HATALI BURUN ESTETİĞİ SONUCUNDA HEKİMİN SORUMLULUĞU
Hatalı burun estetiği operasyonunu gerçekleştiren hekimin hukuki ve cezai sorumluluğunun belirlenmesi önem arz etmektedir. Literatürde, bu konuda farklı eserler olmakla beraber bu çalışma kapsamında işin sözleşmesel boyutu değil, sözleşme ne olursa olsun bu sözleşmeye aykırılıktan doğacak hukuki sorumluluk ve sonuçlar ele alınacaktır.
HEKİMİN MÜDAHALE SONUCUNU TAAHHÜT ETMESİ
Özellikle estetik amaçlı tıbbi müdahaleler konusu ile bir arada değerlendirilen diğer bir konu da hekimin müdahale sonucunu taahhüt etmesidir. Esasen bu durum da tarafların, sözleşme serbestisi çerçevesinde özen konusunda daha yüksek bir ölçüt hususunda anlaşması niteliğindedir. Zira bu ihtimalde, hekimin özen borcundan doğan sorumluluğunun belirlenmesinde basiretli hekimin göstermesi gereken davranışın ötesinde bir değerlendirme yapılarak taahhüt ettiği sonucun gerçekleşip gerçekleşmediği dikkate alınacaktır.
Yargıtay, estetik amaçlı tıbbi müdahaleleri konu edinen hekimlik sözleşmelerinde hekimin sonucu taahhüt etmesini müdahalenin doğal sonucu olarak kabul etmektedir. Bu kapsamda hekim açıkça sonucu taahhüt ettiğini açıklamış olmasa dahi estetik amaçlı müdahalede hekimin başarılı müdahale sonucundan (eserden) sorumlu olduğuna yönelik kararları mevcuttur.
Biz bu konuyu estetik amaçlı müdahalelerden ayrı bir başlık ile incelemenin uygun olacağı kanaatindeyiz. Zira hekim, tedavi amaçlı bir müdahalede de -örneğin gırtlaktan tümörlü kısmın çıkarılması- sonucu taahhüt edebilir. Her iki hekimlik sözleşmesi açısından da sonuç taahhüdünün geçerli olup olmadığı birlikte değerlendirilmesi gereken bir durumdur. Hatalı burun ameliyatı dışında genel olarak estetik ameliyatlarla ilgili makalemizi okuyabilirsiniz:
Hekim ile hasta arasında sözleşme kurulmasını takiben hekim hasta menfaatine özenle iş görmeye başlayacaktır. Daha evvel belirtmiş olduğumuz üzere, burada hekim edim sonucundan değil edim fiilinden sorumludu. Şu halde hasta ile hekim arasındaki sözleşmenin sonuç garantisini ihtiva etmediği tartışmasızdır. Buna rağmen başarılı sonucu taahhüt eden hekimin bu taahhüdü geçerli sayılabilir mi?

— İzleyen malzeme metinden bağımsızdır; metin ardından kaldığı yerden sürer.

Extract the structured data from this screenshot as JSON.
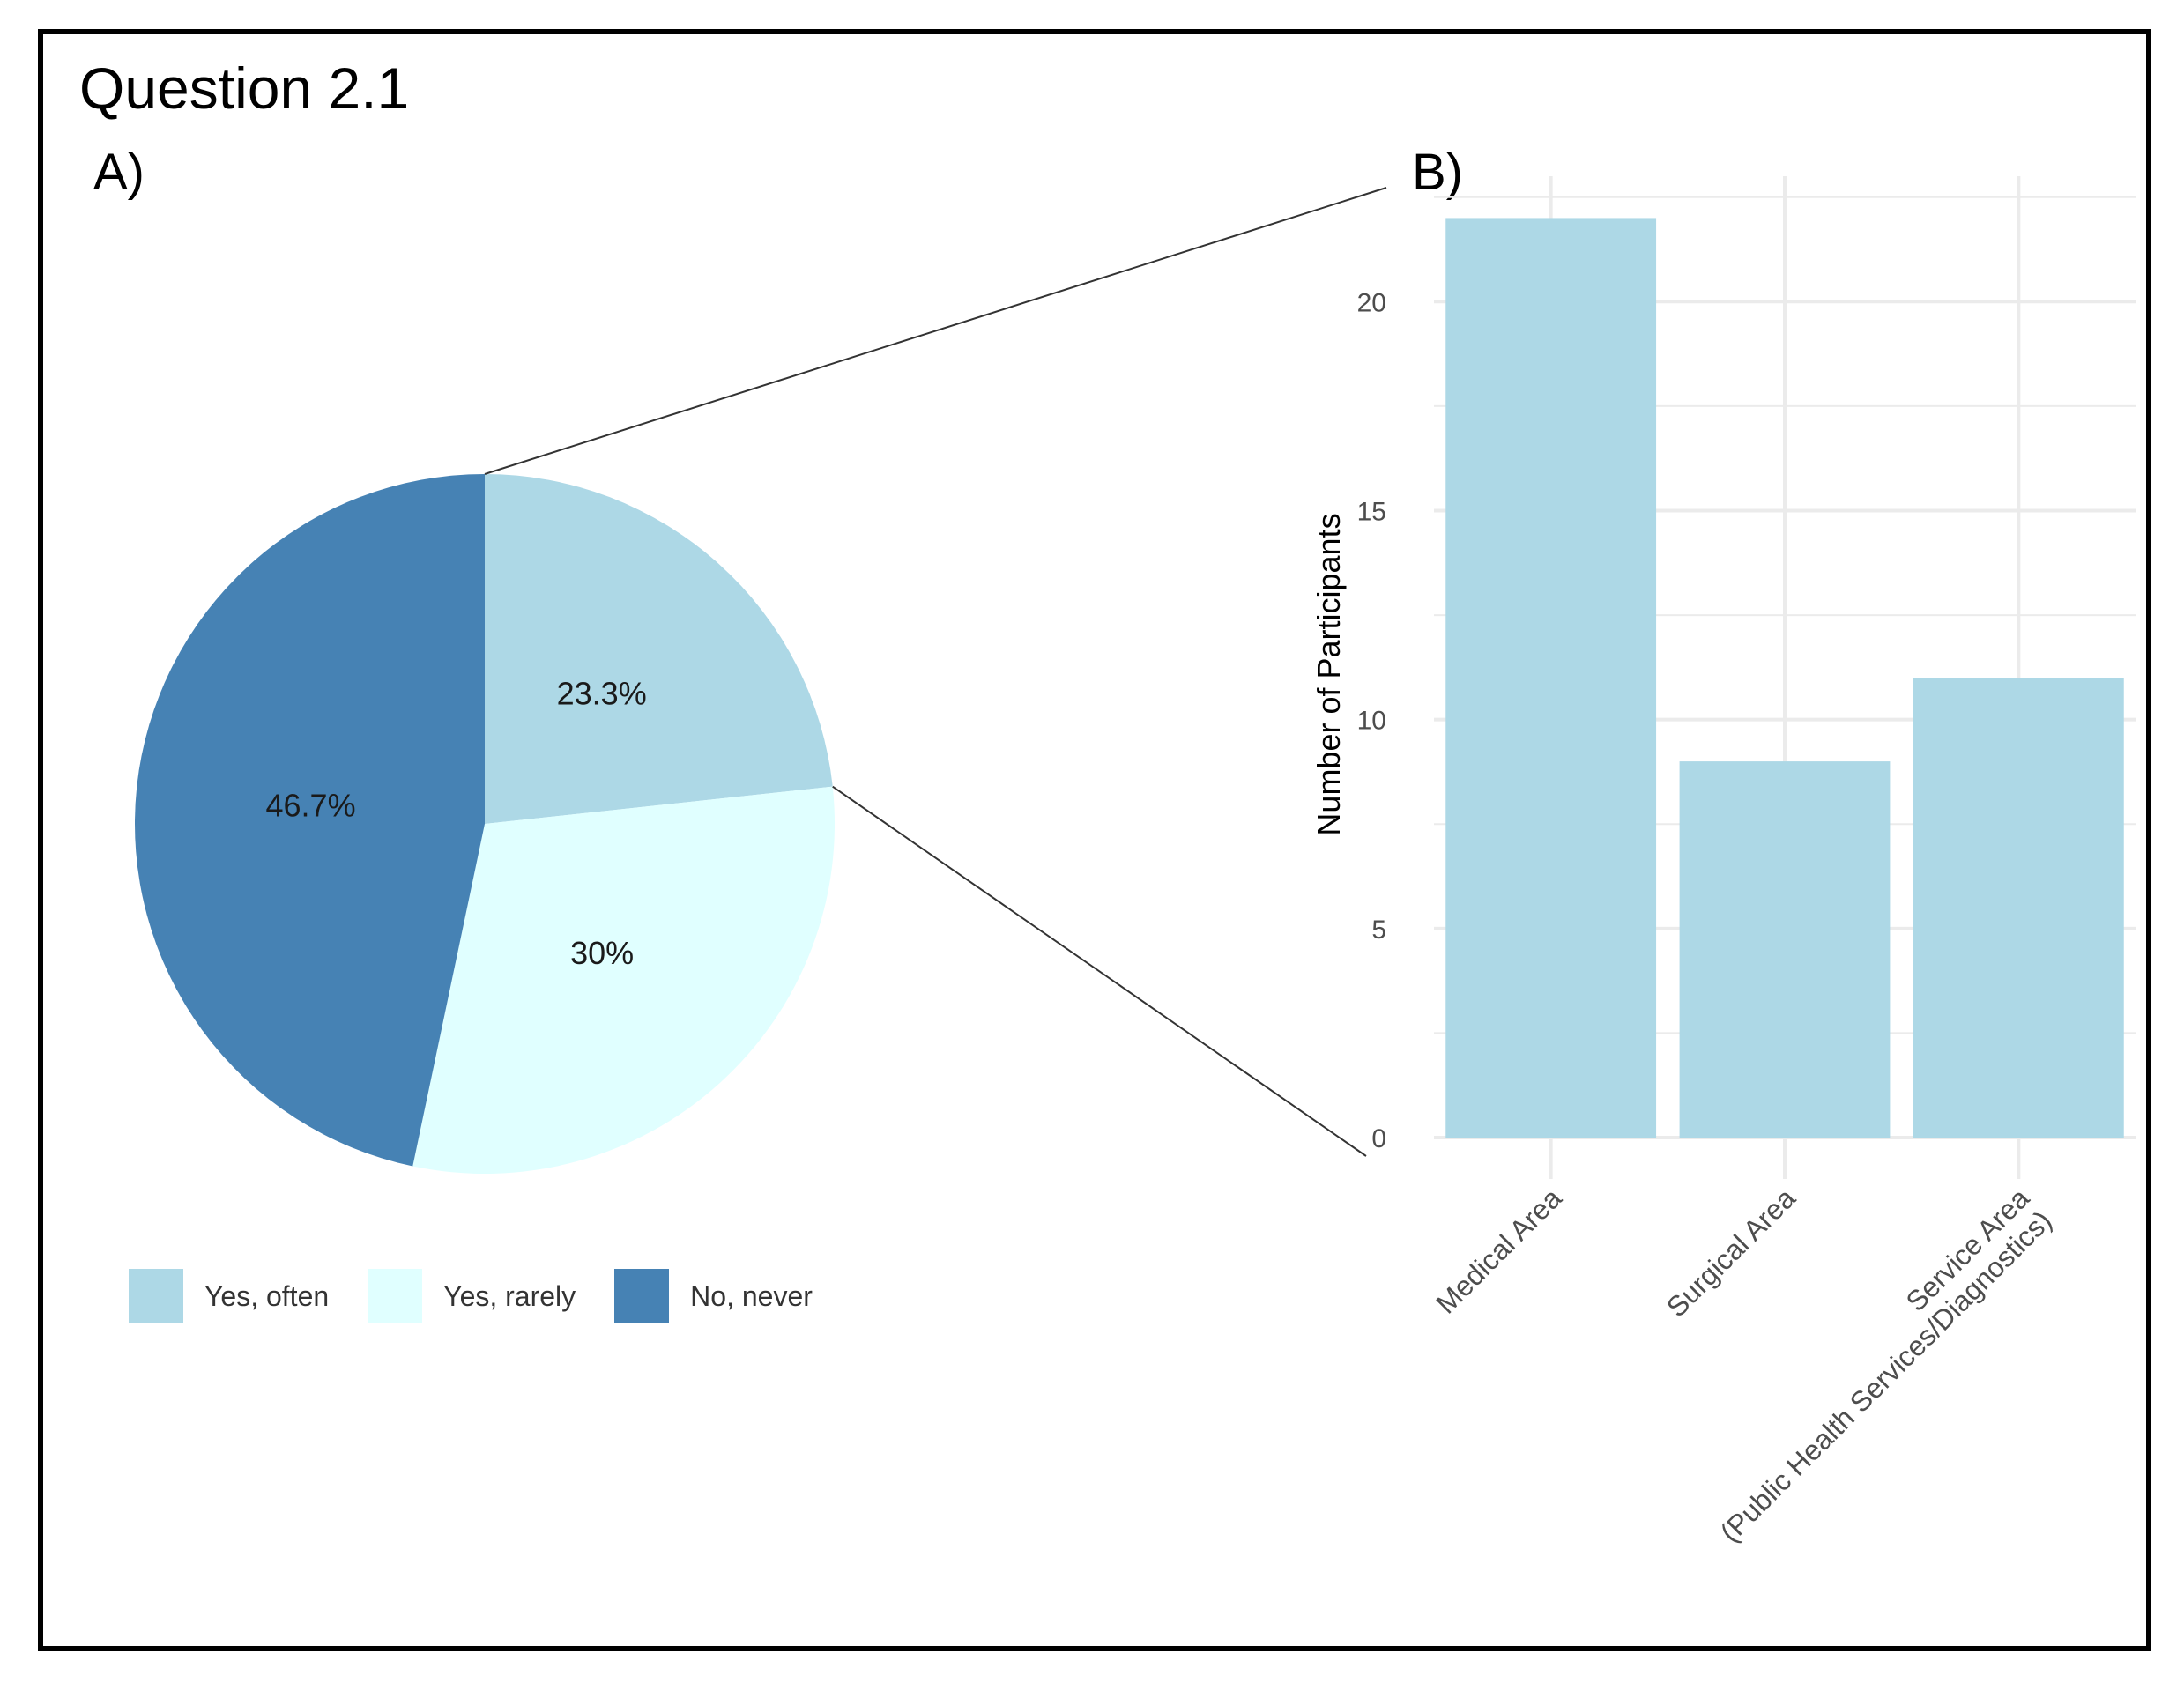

Bir görüş, hekimin sonucu taahhüt etmesinin TBK md. 27/f.I uyarınca geçersiz olacağını ifade etmektedir.Keza hekim tüm özeni göstermiş olsa dahi elinde olmayan ve çoğu zaman kaçınılamayan sebeplerle başarılı sonucu elde edemeyebilecektir. Geçersiz sonuç taahhüdüne rağmen hekimlik sözleşmesinin TBK md. 27/II fıkrası uyarınca geçerli kabul edilmesi halinde ise hekimin, aydınlatma yükümlülüğünü gerektiği gibi yerine getirmemesi nedeni ile sorumluluğu söz konusu olabilecektir.
Aynı kavramdan yola çıkan bir diğer görüş de vekilin sonucu taahhüt etmesinin sınırını TBK md 27 hükmünde bulmaktadır. Bu kapsamda üstlenilen işin sonucu imkansız olmadıkça vekil tarafından verilen taahhüdün geçerli olduğu kabul edilmektedir. Bu görüşe göre vekil tarafından verilen taahhüt, vekili daha özenli iş görmeye sevk edeceğinden müvekkilin de menfaatinedir.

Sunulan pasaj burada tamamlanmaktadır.